Эпидемия вспыхивала трижды (в 430, 429 и 426 годах) и унесла четверть населения Аттики. Умирающие лежали один на другом или ползали по улицам около источников в страшном жару, мучимые жаждой. Улицы и храмы были усеяны непогребенными трупами, лежавшими вперемешку с умирающими, трупы лежали на алтарях. Сначала дымы погребальных костров окутали город, но вскоре, «так как болезнь слишком свирепствовала, люди, не зная, что с ними будет, перестали уважать и божеские, и человеческие установления. Все обряды, какие соблюдались раньше при погребении, были попраны, и каждый совершал похороны, как мог». А потом уже некому стало и хоронить.
Эта страшная беда, постигшая город, «послужила для государства началом дальнейшего попрания законов»: грабили трупы и опустошали дома, совершались всякого рода преступления, ибо, как пишет об этом времени Фукидид, теперь «людей нисколько не удерживали ни страх перед богами, ни человеческие законы, так как они видели, что все гибнут одинаково, и потому считали безразличным, будут ли они чтить богов или не будут, с другой стороны, никто не надеялся дожить до той поры, когда понесет по суду наказание за свои преступления. Гораздо более тяжелым приговором считался тот, который висел уже над головой, а потому казалось естественным, прежде чем он настигнет, насладиться хоть чем-нибудь от жизни».
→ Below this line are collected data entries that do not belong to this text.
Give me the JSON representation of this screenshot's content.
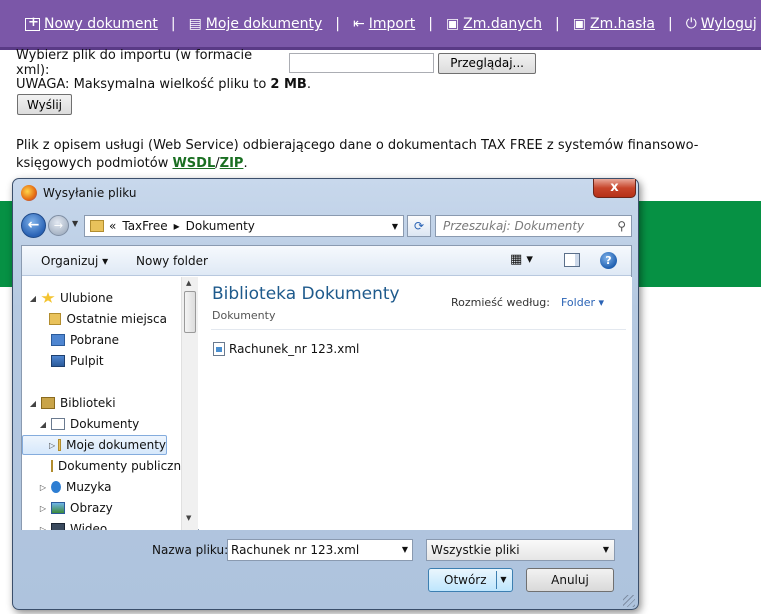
{
  "nav": {
    "items": [
      {
        "label": "Nowy dokument",
        "icon": "add-document-icon"
      },
      {
        "label": "Moje dokumenty",
        "icon": "document-icon"
      },
      {
        "label": "Import",
        "icon": "import-icon"
      },
      {
        "label": "Zm.danych",
        "icon": "id-card-icon"
      },
      {
        "label": "Zm.hasła",
        "icon": "id-card-icon"
      },
      {
        "label": "Wyloguj",
        "icon": "power-icon"
      }
    ],
    "separator": "|"
  },
  "import_form": {
    "prompt": "Wybierz plik do importu (w formacie xml):",
    "browse_label": "Przeglądaj...",
    "warning_prefix": "UWAGA: Maksymalna wielkość pliku to ",
    "warning_size": "2 MB",
    "warning_suffix": ".",
    "send_label": "Wyślij"
  },
  "description": {
    "text": "Plik z opisem usługi (Web Service) odbierającego dane o dokumentach TAX FREE z systemów finansowo-księgowych podmiotów ",
    "link1": "WSDL",
    "slash": "/",
    "link2": "ZIP",
    "end": "."
  },
  "dialog": {
    "title": "Wysyłanie pliku",
    "close": "x",
    "breadcrumb": [
      "«",
      "TaxFree",
      "▸",
      "Dokumenty"
    ],
    "search_placeholder": "Przeszukaj: Dokumenty",
    "organize_label": "Organizuj ▾",
    "new_folder_label": "Nowy folder",
    "view_label": "▦ ▾",
    "help_label": "?",
    "tree": [
      {
        "label": "Ulubione",
        "icon": "star-icon",
        "level": 0,
        "expander": "◢"
      },
      {
        "label": "Ostatnie miejsca",
        "icon": "recent-places-icon",
        "level": 1,
        "expander": ""
      },
      {
        "label": "Pobrane",
        "icon": "downloads-icon",
        "level": 1,
        "expander": ""
      },
      {
        "label": "Pulpit",
        "icon": "desktop-icon",
        "level": 1,
        "expander": ""
      },
      {
        "label": "Biblioteki",
        "icon": "libraries-icon",
        "level": 0,
        "expander": "◢"
      },
      {
        "label": "Dokumenty",
        "icon": "documents-icon",
        "level": 1,
        "expander": "◢"
      },
      {
        "label": "Moje dokumenty",
        "icon": "folder-icon",
        "level": 2,
        "expander": "▷",
        "selected": true
      },
      {
        "label": "Dokumenty publiczne",
        "icon": "folder-icon",
        "level": 2,
        "expander": ""
      },
      {
        "label": "Muzyka",
        "icon": "music-icon",
        "level": 1,
        "expander": "▷"
      },
      {
        "label": "Obrazy",
        "icon": "pictures-icon",
        "level": 1,
        "expander": "▷"
      },
      {
        "label": "Wideo",
        "icon": "video-icon",
        "level": 1,
        "expander": "▷"
      }
    ],
    "library_title": "Biblioteka Dokumenty",
    "library_subtitle": "Dokumenty",
    "arrange_label": "Rozmieść według:",
    "arrange_value": "Folder ▾",
    "files": [
      {
        "name": "Rachunek_nr 123.xml",
        "icon": "xml-file-icon"
      }
    ],
    "filename_label": "Nazwa pliku:",
    "filename_value": "Rachunek nr 123.xml",
    "filetype_value": "Wszystkie pliki",
    "open_label": "Otwórz",
    "cancel_label": "Anuluj"
  },
  "colors": {
    "nav_bg": "#7b57a8",
    "green_band": "#069144",
    "link_green": "#1a6f22",
    "library_title": "#1e5a8c"
  }
}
Гнев и отчаяние погибающих людей обратились против Перикла, хотя он сам только что схоронил сестру и сыновей, Ксантиппа и Парала, его обвиняли в том, что это он втянул государство в войну и вверг его тем самым в такие несчастья. В Лакедемон были срочно отправлены послы умолять о мире, но спартанцы, покинувшие Аттику сразу же, как только началась чума, не желали вести никакие, переговоры и требовали полной капитуляции, на что афиняне не могли пойти даже при столь крайних обстоятельствах. Чувство глубокой усталости и безнадежности все больше охватывало афинян, и это невиданное дотоле нагромождение бед, по сравнению с которым даже нашествие персов представлялось менее страшным, казалось, не могло быть ничем иным, кроме как следствием неумолимого Рока, тяготеющего над ними, перед которым они, запутавшиеся в собственных ошибках, преступлениях и слабостях смертные, были так же бессильны, как был бессилен перед своей страшной судьбой Эдип, о котором напомнил своим поистине раздавленным бедами согражданам Софокл в поставленной где-то в эти тяжелые годы трагедии «Эдип-царь», по-видимому, лучшей из всего им созданного.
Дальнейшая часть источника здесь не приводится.